Grávida de 6 semanas, mãe solo de dois filhos, com emprego temporário, aluguel para pagar e estudando com bolsa do ProUni. Rebeca Mendes da Silva Leite, de 30 anos, teve seu pedido de aborto negado pela ministra Rosa Weber, do STF (Supremo Tribunal Federal), nesta terça-feira (28).
Rebeca recebe R$ 1.250 de um contrato temporário e gasta R$ 600 de aluguel. Em carta à ministra divulgada pelo coletivo feminista Think Olga, a estudante afirma que não terá condições de sustentar mais uma criança.
Rebecca conta que o pai da crianças paga pensão, mas que ela considera que faz também o papel de pai.
O lema dessa pessoa que se considera pai dos mais filhos é: “eu já pago pensão”. Isso é o que eu escuto basicamente, em qualquer situação, desde chegar da faculdade às 23 horas e perceber que um deles está com febre alta e ligar e pedir que nos leve até o hospital, pois ele tem carro e eu não, e a resposta que eu tenho é: “Eu não pago pensão?
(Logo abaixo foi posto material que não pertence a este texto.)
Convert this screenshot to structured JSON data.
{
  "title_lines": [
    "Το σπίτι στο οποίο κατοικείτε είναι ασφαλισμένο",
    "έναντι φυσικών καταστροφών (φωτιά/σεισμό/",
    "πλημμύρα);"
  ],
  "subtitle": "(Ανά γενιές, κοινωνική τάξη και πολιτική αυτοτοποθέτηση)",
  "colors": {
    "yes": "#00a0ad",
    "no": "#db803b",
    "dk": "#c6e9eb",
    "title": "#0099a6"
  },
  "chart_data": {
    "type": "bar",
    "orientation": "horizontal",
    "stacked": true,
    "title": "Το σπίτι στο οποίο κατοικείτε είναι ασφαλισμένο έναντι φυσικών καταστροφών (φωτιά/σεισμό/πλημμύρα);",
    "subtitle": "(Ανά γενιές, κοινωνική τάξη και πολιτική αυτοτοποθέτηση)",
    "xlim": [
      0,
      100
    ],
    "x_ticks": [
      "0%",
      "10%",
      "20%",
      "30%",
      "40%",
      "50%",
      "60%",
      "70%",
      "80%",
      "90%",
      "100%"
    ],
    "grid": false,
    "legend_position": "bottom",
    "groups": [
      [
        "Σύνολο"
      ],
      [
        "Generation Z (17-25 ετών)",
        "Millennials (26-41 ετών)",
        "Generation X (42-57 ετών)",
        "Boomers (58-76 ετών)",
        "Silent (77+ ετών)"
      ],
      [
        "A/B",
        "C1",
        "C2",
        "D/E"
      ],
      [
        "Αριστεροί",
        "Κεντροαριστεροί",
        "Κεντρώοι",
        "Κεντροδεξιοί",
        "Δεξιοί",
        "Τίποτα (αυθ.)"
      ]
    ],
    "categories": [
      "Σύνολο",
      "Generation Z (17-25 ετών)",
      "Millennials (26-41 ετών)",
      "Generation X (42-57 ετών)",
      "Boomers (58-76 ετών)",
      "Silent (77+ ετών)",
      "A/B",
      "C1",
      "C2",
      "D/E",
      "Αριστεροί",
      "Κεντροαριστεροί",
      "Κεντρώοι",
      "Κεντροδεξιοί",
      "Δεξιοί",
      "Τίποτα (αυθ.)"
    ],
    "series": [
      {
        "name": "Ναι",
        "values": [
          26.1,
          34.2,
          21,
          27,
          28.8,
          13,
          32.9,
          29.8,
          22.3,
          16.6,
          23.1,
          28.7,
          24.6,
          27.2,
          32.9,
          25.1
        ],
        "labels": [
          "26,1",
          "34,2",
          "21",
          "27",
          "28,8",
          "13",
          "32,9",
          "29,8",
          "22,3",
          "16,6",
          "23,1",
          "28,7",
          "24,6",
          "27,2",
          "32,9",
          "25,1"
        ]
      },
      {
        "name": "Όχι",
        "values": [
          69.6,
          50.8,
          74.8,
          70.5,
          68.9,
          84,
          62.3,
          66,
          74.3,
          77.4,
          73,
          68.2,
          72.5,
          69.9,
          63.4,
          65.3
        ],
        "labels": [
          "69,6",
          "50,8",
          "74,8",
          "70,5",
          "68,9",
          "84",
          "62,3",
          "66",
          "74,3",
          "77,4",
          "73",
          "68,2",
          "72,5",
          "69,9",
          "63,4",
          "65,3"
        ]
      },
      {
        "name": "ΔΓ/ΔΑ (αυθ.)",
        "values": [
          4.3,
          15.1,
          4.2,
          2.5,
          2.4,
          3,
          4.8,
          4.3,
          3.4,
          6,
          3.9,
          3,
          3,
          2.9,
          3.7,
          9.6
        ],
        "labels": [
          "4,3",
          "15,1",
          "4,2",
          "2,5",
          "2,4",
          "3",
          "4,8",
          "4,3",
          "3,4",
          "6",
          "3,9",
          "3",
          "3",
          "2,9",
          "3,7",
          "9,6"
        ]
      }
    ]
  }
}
Chama o Uber e leva você”. Dentre outros absurdos que não vem ao caso.
A estudante fazia uso de contraceptivo injetável a cada três meses, mas após seis anos de uso, “ganhou peso e desenvolveu mal-estar circulatório”. Em setembro, procurou o serviço público de saúde e foi agendada uma ultrassonografia para dezembro, para avaliar se ela podeira usar o dispositivo intrauterino (DIU) de cobre. Nesse intervalo, tela teve uma única relação sexual com o ex-marido e engravidou.
O risco do aborto ilegal
Na carta, Rebecca conta que por medo de riscos à saúde e de ser presa, não quer tentar um aborto ilegal. “O medo do procedimento não funcionar e acarretar má-formação ou o remédio causar uma hemorragia causando a minha morte e, ser levada para um hospital e chegando lá ser levada para delegacia. Não quero ser presa e muito menos morrer. Não parece ser justo comigo. Não estou grávida de 4 ou 5 meses, estou grávida de dias apenas”, afirma.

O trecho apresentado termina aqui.